Sevilla en Semana Santa
Sevilla muestra con orgullo la heredad católica en sus decenas de iglesias, a veces dos en una cuadra
Mientras el flamante Papa pontificaba la aproximación de la Iglesia Católica con los pobres del planeta, centenares de nazarenos agrupados en hermandades varias, ocultos en sus capirotes cónicos y lacónicos, desfilaban en devota procesión, arrastrando sus pies, a veces descalzos, por la calles de Sevilla; cargando cruces unos, velas los otros, ostentando los distintivos de sus respectivas congregaciones. Una enorme multitud cristiana se agolpaba al paso de los creyentes en las aceras, en las plazas y en las ventanas para contemplar a Jesús crucificado en diversas poses y atavíos, montado en monumentales altares movidos por ignotos voluntarios que soportaban sobre sus hombros las toneladas de esas gigantescas estructuras.
Los miles de espectadores saludaban con aplausos a la atormentada estatua, y desde algún balcón una voz cantaba las bulerías alusivas a la pasión del Divino Salvador. Todos los días de la semana estaban perfectamente programados, pero la inesperada lluvia no permitió si no el despliegue de la mitad de las parroquias inscritas.
Curiosa contradicción entre las humildes intenciones del papa Francisco y la reafirmación de esa liturgia sevillana, donde la ostentación del oro brillaba en los altares callejeros, mostrando el poderío económico de la Iglesia Católica, el oropel inalcanzable para los fieles menesterosos aquí en la Tierra como en el cielo, donde las proletarias contemplan envidiosas a ajadas damas cubiertas de filigrana en las graciosas mantillas de altas tocas. Todos vestidos de negro, simbolizaban su duelo por la efímera muerte de Cristo. ¿Dolor y arrepentimiento sincero o sólo costumbre tradicional?
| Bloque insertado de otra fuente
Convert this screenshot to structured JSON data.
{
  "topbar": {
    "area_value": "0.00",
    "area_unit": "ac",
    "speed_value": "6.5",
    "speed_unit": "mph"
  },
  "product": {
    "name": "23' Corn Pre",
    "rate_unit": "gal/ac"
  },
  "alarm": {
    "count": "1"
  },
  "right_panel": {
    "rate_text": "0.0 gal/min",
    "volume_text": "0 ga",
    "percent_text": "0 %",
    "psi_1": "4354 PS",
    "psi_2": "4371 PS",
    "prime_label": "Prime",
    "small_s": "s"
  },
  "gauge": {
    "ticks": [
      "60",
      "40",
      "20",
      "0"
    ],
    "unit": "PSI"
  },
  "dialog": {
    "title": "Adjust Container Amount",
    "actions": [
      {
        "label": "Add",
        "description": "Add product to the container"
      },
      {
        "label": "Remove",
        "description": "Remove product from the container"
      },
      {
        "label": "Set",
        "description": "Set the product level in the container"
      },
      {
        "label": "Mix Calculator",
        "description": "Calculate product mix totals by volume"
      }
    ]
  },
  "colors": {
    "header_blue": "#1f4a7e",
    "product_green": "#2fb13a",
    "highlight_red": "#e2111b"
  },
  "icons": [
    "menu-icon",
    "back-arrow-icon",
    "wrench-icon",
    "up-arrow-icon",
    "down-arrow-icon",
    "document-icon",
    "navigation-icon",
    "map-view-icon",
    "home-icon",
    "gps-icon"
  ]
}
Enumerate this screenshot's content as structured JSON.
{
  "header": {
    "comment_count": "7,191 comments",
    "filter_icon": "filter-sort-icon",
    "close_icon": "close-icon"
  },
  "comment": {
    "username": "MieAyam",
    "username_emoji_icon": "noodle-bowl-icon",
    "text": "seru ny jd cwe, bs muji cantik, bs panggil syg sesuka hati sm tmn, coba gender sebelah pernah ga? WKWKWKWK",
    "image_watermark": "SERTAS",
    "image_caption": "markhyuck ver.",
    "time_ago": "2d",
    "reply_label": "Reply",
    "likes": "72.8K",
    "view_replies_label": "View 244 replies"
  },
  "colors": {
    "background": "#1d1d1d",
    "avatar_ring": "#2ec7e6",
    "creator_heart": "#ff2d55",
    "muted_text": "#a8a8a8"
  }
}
Pero una vez pasados los siete días de fiesta religiosa, las calles sevillanas recuperan su esplendor histórico, para lucir, ante la masiva concentración turística, sus monumentos fastuosos, las edificaciones que desde la dominación morisca se erigieron en la ciudad amurallada; la majestad del Alcázar y sus jardines en laberinto; la belleza de la Plaza de Santa Cruz, todavía con el perfume de nardos y azucenas que aspiraba García Lorca; las aguas del Guadalquivir surgiendo silenciosas; aquella antigua fábrica de tabacos, donde trabajaba la Carmen de Bizet; la judería transformada ahora en un complejo hotelero moderno por dentro, pero conservando su estructura del siglo XVI; el teatro de la Maestranza y más cerca la monumental plaza de toros de igual nombre.
En la otra ribera del río, el barrio de Triana nos recuerda canciones de épocas románticas y esos innumerables tablados que regalan cada noche los clásicos repiques de tacones al compás de castañuelas en manos de las majas. Sevilla muestra con orgullo la heredad católica en sus decenas de iglesias, a veces dos en la misma cuadra.
Cuánto se puede aprender para administrar una ciudad, preservando el patrimonio histórico-cultural y a la vez ofreciendo a sus habitantes un transporte urbano de óptima eficiencia, complejos residenciales fuera del casco central, armonía de colores en las fachadas de las casas y negocios turísticos armónicos con el entorno andaluz.
Todo ello rodeado de la leyenda musical y poética del Barbero de Sevilla, de Don Juan, y además de la tumba de Colón, en la gigantesca catedral de tantos estilos sobrepuestos. Sevilla es el imaginario español que más se asemeja al sueño ibérico de los indoamericanos, y la puerta insoslayable de entrada al Viejo Mundo, lamentablemente, cada vez menos viejo.